Italians will go to the ballot boxes on 4th March, following a campaign marred by large-scale violence, but a political expert believes that the unrest will not vanish after the vote.
In the last few days, clashes have broken out in Milan and Pisa between anti-fascist activists and supporters of anti-immigrant, populist parties The League and CasaPound.
The unrest ramped up at rallies on Friday in Pisa and Turin and spread to the other Italian cities on Saturday including Rome and Palermo.
Italian daily newspaper Corriere della Sera revealed that more than 70 acts of political violence – including stabbings, shootings, arson, smoke bombs and beatings – have hit the country in the past six weeks alone.
In the past week, there has been a fire at a left-wing community centre in Brescia, the desecration of politicians’ headstones with swastikas, and the break-in at a television studio by political activists during a live show.
Marco Bassani, professor of politics at Milan University, told RT: “The tensions will not stop anytime soon.
“We try to explain this anger with unemployment and the economic climate, but Italy has radicalised.
“With these radicals on the streets, Italy cannot go on like this.

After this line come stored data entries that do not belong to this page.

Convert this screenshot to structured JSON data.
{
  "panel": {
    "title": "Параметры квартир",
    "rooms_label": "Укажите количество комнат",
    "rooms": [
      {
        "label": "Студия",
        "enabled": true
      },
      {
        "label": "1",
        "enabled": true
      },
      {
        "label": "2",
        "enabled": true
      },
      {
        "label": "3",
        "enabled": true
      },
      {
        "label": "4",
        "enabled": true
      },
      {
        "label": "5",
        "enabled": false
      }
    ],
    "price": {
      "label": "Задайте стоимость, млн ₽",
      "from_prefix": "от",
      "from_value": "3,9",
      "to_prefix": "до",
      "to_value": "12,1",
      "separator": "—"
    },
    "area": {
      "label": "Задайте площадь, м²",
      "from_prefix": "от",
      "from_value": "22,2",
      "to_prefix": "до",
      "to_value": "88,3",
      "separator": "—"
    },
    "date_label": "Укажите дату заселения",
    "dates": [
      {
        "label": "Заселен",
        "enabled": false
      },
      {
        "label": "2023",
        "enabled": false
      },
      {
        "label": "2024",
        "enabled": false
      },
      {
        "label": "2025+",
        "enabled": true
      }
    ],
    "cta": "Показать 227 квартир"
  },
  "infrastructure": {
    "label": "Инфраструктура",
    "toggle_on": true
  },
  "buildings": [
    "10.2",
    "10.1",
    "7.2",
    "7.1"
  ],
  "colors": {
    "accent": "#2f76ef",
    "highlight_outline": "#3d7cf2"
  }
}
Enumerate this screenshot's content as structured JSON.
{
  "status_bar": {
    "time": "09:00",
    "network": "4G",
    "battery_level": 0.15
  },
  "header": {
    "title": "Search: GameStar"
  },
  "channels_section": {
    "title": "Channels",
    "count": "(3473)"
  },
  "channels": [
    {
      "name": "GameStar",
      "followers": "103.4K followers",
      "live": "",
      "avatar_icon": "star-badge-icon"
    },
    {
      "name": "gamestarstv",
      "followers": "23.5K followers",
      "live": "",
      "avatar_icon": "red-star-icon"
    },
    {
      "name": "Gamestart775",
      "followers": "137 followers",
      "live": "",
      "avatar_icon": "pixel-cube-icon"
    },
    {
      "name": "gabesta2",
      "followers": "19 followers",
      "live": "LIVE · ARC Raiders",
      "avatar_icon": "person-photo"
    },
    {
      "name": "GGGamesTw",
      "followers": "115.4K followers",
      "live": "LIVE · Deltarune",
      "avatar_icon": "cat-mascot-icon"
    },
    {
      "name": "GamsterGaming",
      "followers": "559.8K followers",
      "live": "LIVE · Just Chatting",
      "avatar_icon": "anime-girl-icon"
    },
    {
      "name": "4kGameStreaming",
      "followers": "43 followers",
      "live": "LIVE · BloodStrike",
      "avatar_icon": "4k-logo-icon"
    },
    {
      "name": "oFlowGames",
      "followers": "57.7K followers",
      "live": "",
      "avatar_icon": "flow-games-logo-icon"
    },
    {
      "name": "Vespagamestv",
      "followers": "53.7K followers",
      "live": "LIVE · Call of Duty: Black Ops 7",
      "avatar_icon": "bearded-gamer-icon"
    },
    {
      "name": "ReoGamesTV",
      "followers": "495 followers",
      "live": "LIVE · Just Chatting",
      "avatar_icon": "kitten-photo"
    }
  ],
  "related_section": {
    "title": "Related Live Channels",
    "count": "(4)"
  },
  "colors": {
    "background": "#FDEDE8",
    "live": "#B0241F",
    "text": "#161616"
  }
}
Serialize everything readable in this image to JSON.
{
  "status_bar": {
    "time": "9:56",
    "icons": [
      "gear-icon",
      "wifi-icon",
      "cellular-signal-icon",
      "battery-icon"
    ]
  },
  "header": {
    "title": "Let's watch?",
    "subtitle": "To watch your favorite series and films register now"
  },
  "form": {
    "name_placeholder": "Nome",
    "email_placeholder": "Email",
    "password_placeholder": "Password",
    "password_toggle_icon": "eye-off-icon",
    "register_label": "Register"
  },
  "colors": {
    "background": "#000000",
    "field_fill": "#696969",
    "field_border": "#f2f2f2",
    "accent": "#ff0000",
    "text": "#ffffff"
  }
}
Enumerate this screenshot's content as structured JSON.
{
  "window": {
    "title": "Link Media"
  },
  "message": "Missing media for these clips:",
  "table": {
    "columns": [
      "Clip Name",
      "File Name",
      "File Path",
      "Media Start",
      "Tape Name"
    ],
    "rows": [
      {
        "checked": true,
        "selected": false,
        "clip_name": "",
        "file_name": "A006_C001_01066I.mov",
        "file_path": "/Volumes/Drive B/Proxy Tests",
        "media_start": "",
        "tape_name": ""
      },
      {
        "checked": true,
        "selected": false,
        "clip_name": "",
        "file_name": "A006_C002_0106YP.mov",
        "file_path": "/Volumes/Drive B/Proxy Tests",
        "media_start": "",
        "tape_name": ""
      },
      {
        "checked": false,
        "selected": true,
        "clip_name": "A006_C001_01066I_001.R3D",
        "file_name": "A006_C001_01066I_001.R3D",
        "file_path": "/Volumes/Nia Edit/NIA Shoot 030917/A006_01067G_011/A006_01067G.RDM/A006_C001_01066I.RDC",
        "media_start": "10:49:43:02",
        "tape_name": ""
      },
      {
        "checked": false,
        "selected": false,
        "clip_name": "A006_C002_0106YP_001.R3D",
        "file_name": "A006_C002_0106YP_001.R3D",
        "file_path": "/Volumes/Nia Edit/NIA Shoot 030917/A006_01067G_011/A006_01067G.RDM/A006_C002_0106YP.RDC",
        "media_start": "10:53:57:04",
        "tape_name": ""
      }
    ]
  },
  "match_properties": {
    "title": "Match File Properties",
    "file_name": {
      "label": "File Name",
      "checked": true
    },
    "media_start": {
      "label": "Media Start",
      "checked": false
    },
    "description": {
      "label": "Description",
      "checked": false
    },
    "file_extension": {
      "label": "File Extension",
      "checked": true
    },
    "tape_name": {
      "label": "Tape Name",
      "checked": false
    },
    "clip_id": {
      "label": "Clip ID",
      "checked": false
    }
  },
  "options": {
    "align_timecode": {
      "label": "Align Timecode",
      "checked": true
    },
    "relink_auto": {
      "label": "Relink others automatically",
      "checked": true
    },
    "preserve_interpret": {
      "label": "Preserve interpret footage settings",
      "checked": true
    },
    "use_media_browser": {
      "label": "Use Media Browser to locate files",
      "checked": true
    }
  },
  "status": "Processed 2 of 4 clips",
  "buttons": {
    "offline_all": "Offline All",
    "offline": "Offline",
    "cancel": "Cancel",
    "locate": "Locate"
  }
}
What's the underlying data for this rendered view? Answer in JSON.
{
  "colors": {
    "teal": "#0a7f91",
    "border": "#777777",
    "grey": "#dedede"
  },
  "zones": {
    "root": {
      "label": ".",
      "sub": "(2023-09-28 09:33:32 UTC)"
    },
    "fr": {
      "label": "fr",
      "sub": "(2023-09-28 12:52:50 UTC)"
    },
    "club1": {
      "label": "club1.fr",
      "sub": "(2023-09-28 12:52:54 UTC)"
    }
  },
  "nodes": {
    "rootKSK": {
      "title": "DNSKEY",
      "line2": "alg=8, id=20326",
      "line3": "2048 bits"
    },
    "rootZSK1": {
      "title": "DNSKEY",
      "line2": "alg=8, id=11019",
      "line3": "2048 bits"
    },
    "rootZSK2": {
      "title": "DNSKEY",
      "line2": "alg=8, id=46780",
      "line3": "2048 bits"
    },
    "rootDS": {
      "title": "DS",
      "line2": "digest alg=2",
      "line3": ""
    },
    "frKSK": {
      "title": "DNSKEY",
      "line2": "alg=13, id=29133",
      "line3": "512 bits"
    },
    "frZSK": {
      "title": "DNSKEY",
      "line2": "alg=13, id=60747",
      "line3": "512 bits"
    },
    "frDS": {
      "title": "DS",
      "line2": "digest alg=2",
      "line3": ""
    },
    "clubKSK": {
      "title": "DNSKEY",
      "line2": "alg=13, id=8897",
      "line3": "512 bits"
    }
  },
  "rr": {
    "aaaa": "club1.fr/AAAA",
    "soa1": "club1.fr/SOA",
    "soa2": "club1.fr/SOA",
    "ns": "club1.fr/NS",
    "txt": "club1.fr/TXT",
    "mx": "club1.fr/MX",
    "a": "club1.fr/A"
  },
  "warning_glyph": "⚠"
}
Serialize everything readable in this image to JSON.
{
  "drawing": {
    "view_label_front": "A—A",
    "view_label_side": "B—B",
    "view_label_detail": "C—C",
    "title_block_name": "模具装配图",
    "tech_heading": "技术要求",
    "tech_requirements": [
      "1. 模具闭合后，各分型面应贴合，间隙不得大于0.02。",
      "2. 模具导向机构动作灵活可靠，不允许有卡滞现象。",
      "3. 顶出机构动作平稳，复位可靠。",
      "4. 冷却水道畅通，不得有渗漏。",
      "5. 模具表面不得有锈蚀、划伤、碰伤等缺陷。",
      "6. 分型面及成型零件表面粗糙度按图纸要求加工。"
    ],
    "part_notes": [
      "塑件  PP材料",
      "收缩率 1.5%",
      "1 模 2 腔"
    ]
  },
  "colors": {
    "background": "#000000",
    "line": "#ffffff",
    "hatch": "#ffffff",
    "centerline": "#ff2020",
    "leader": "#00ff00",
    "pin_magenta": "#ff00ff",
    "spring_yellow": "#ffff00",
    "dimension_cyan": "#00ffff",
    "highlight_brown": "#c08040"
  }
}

This won’t go away on election day.
“There are too many differences between the North and South and no political party addresses the real problems.
“The spending goes up, the borrowing goes up, the national debt is out of control and nobody talks about the real issues.
Italian authorities fear that clashes between extremist groups will increase in the week before the election, with others fearing that this instability will only get worse in a hung parliament.
Police estimated that between 15,000 and 20,000 people attended a campaign rally in Milan led by Matteo Salvini, the head of Lega Nord.
The dramatic uptick in violence between anti-fascist and far-right activists prompted authorities to mobilise more than 3,000 police for demonstrations in Rome yesterday.